Ed Zuiderwijk, Cambridge, UK
The current coastline does not seem so valuable that I, as an inland taxpayer, should subsidise a place where I shall never live. If you believe that throwing money at this is the key, then the most natural approach is to give councils complete responsibility for defences and pay for the defences through Council Tax. That way, the locals, who you say know what they want, will be able to ensure they get what they want.
As for the MRE - one quite direct cause of many of New Orleans' problems is that the river is not allowed to flow through the Atchafalaya basin. The MRE are part of the problem, not part of the solution.
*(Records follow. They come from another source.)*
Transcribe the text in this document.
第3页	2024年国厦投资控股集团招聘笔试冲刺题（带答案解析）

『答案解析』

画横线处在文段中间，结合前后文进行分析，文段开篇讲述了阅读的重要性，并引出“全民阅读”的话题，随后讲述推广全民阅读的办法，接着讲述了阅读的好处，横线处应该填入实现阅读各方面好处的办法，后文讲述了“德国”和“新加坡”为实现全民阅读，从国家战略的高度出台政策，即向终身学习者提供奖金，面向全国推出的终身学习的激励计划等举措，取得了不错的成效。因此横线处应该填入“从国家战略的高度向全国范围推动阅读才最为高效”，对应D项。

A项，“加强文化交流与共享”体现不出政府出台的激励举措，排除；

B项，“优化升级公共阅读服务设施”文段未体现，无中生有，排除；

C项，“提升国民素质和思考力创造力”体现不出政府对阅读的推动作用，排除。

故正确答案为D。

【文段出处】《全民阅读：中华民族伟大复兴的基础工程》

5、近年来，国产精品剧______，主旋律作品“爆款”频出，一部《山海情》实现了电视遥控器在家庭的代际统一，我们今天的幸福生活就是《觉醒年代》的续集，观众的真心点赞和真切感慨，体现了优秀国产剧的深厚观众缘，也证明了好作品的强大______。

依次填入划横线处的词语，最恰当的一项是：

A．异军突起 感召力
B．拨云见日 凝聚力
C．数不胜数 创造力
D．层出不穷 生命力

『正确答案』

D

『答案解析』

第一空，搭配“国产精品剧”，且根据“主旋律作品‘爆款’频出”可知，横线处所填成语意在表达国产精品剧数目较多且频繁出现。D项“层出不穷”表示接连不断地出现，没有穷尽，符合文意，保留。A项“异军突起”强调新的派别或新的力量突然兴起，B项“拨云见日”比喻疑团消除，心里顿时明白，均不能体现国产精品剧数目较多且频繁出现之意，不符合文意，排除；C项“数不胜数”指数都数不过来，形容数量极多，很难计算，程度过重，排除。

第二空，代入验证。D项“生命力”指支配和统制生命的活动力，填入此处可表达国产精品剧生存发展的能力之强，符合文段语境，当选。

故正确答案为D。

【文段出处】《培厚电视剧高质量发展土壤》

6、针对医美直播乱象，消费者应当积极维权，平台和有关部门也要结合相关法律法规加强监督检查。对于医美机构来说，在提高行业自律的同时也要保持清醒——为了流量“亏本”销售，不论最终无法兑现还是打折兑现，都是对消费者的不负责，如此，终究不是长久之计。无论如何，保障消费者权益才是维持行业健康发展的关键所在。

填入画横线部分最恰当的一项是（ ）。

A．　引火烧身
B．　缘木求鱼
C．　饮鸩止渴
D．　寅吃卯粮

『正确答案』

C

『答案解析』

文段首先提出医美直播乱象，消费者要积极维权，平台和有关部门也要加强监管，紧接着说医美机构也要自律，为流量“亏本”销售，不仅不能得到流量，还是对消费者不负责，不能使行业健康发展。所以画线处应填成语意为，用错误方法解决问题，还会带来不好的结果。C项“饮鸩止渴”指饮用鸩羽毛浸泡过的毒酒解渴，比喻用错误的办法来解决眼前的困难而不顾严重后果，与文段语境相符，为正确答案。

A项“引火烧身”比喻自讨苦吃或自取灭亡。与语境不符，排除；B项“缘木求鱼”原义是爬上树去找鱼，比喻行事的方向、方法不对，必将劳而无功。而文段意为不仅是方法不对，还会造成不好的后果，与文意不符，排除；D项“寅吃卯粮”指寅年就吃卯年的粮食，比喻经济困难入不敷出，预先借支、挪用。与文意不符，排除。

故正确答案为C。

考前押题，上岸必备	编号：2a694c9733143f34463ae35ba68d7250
Ian Kemmish, Biggleswade, UK
We search the world for [primarily imaginary] enemies, to justify the enormous 'defence' budget. These enemies, who by our actions become very real, operate almost totally in their own countries. Can someone explain to me the cost-effectiveness of our invasion of Iraq? Or our intervention in Afghanistan? Conversely, the enemy which attacks our shores, consuming many square miles of our precious, irreplaceable land annually, is ignored. 'Measures... are not cost effective'! Lately, we have pandered and given favourable consideration to 'reed warblers, ducks and waders'. Not those farmers whose lands they will be enabled to occupy. We suffer an incredible lack of sensible system of priorities. S. Barraclough.
S Barraclough, Huddersfield, W. Yorkshire
What they do not tell you is where DEFRA's budget for flood defenses and maintenance of inland waterways has gone. By squandering over £350 million in bungled EU subsidy payments to farmers, Brown refused to bail them out. Quite rightly so.
Unfortunately, that £350 million was earmarked for... any guesses? Flood defenses and clearing out choked canals and rivers that allow flood water to dissipate more quickly. Round of applause I think is in order don't you?